Photo by Flickr user Maproom Systems. Used under a Creative Commons license.
Dana Stevens of Slate.com’s The XX Factor crystalizes the problem with Philip Weiss’s “no-sex” class paradigm-cementing New York magazine article
...what Weiss tries to frame as a radical rethinking of marriage amounts to a code of conduct so familiar as to be reactionary. Hey, what if we lived in a world where, because of their struggles with monogamy, men were subject to a less restrictive set of sexual expectations than women? And what if, instead of working as, say, waitresses, young women could fashion alternate careers for themselves as professional “mistresses”? What if sloppy think-piece writers could conflate the practices of “empowered” courtesan-bloggers like Debauchette or the polyamorous authors of The Ethical Slut: A Guide to Infinite Sexual Possibilities
 with the sequestration and abuse of 14-year-old girls by the FLDS cult? Oh, wait, we’re living in that world already.

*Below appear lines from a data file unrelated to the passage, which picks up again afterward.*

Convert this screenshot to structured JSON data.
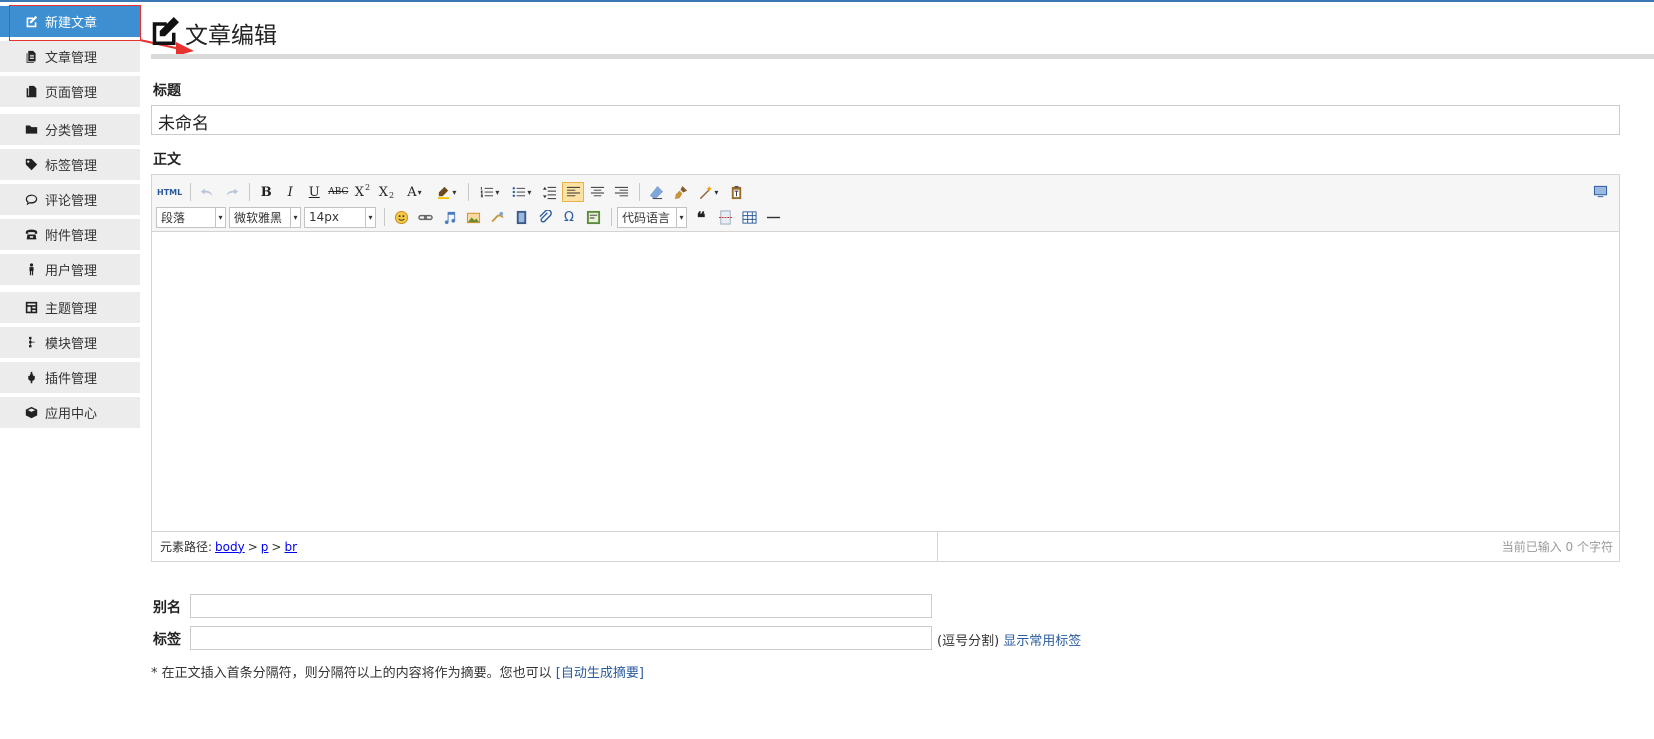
{
  "sidebar": {
    "items": [
      {
        "label": "新建文章",
        "icon": "edit-icon"
      },
      {
        "label": "文章管理",
        "icon": "document-icon"
      },
      {
        "label": "页面管理",
        "icon": "pages-icon"
      },
      {
        "label": "分类管理",
        "icon": "folder-icon"
      },
      {
        "label": "标签管理",
        "icon": "tag-icon"
      },
      {
        "label": "评论管理",
        "icon": "comment-icon"
      },
      {
        "label": "附件管理",
        "icon": "attachment-icon"
      },
      {
        "label": "用户管理",
        "icon": "user-icon"
      },
      {
        "label": "主题管理",
        "icon": "theme-icon"
      },
      {
        "label": "模块管理",
        "icon": "module-icon"
      },
      {
        "label": "插件管理",
        "icon": "plugin-icon"
      },
      {
        "label": "应用中心",
        "icon": "app-center-icon"
      }
    ],
    "active_color": "#3d8fd1"
  },
  "page": {
    "title": "文章编辑"
  },
  "form": {
    "title_label": "标题",
    "title_value": "未命名",
    "body_label": "正文",
    "alias_label": "别名",
    "tags_label": "标签",
    "tags_hint": "(逗号分割)",
    "tags_link": "显示常用标签",
    "summary_hint": "* 在正文插入首条分隔符，则分隔符以上的内容将作为摘要。您也可以",
    "summary_link": "[自动生成摘要]"
  },
  "editor": {
    "html_btn": "HTML",
    "paragraph_select": "段落",
    "font_select": "微软雅黑",
    "size_select": "14px",
    "code_select": "代码语言",
    "path_label": "元素路径:",
    "path": [
      "body",
      "p",
      "br"
    ],
    "path_sep": ">",
    "char_count": "当前已输入 0 个字符"
  }
}
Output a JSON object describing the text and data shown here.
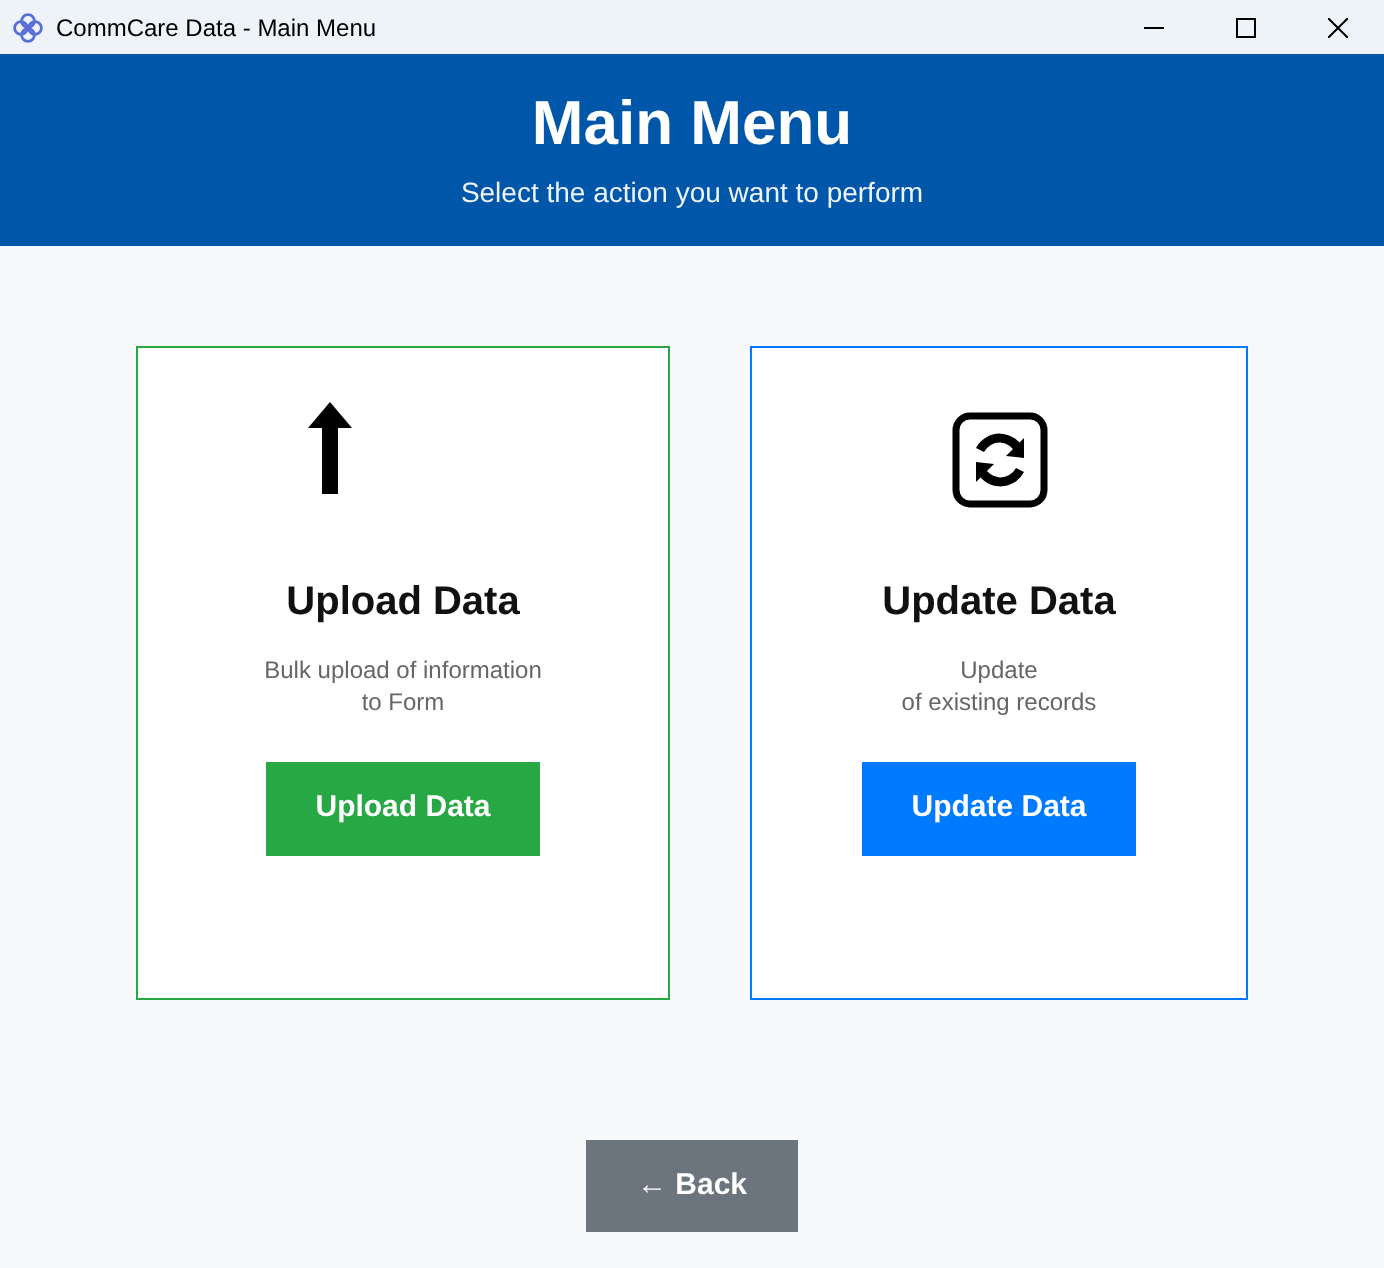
{
  "window": {
    "title": "CommCare Data - Main Menu"
  },
  "header": {
    "title": "Main Menu",
    "subtitle": "Select the action you want to perform"
  },
  "cards": [
    {
      "kind": "upload",
      "title": "Upload Data",
      "description": [
        "Bulk upload of information",
        "to Form"
      ],
      "button": "Upload Data",
      "color": "#28a745"
    },
    {
      "kind": "update",
      "title": "Update Data",
      "description": [
        "Update",
        "of existing records"
      ],
      "button": "Update Data",
      "color": "#007bff"
    }
  ],
  "back_button": "← Back"
}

Pretty definitive take down. There’s really not much to add though I do have two words if you want a nice alternative answer that doesn’t really depend very much on gender and even less on sociobiology and does include space for multilateral rather than unilateral libido and agency: Esther Perel. I haven’t said enough nice things about her book lately, but her explanations for, especially, in-partnership alienation and extra-partnership infidelity are wonderfully eye-opening.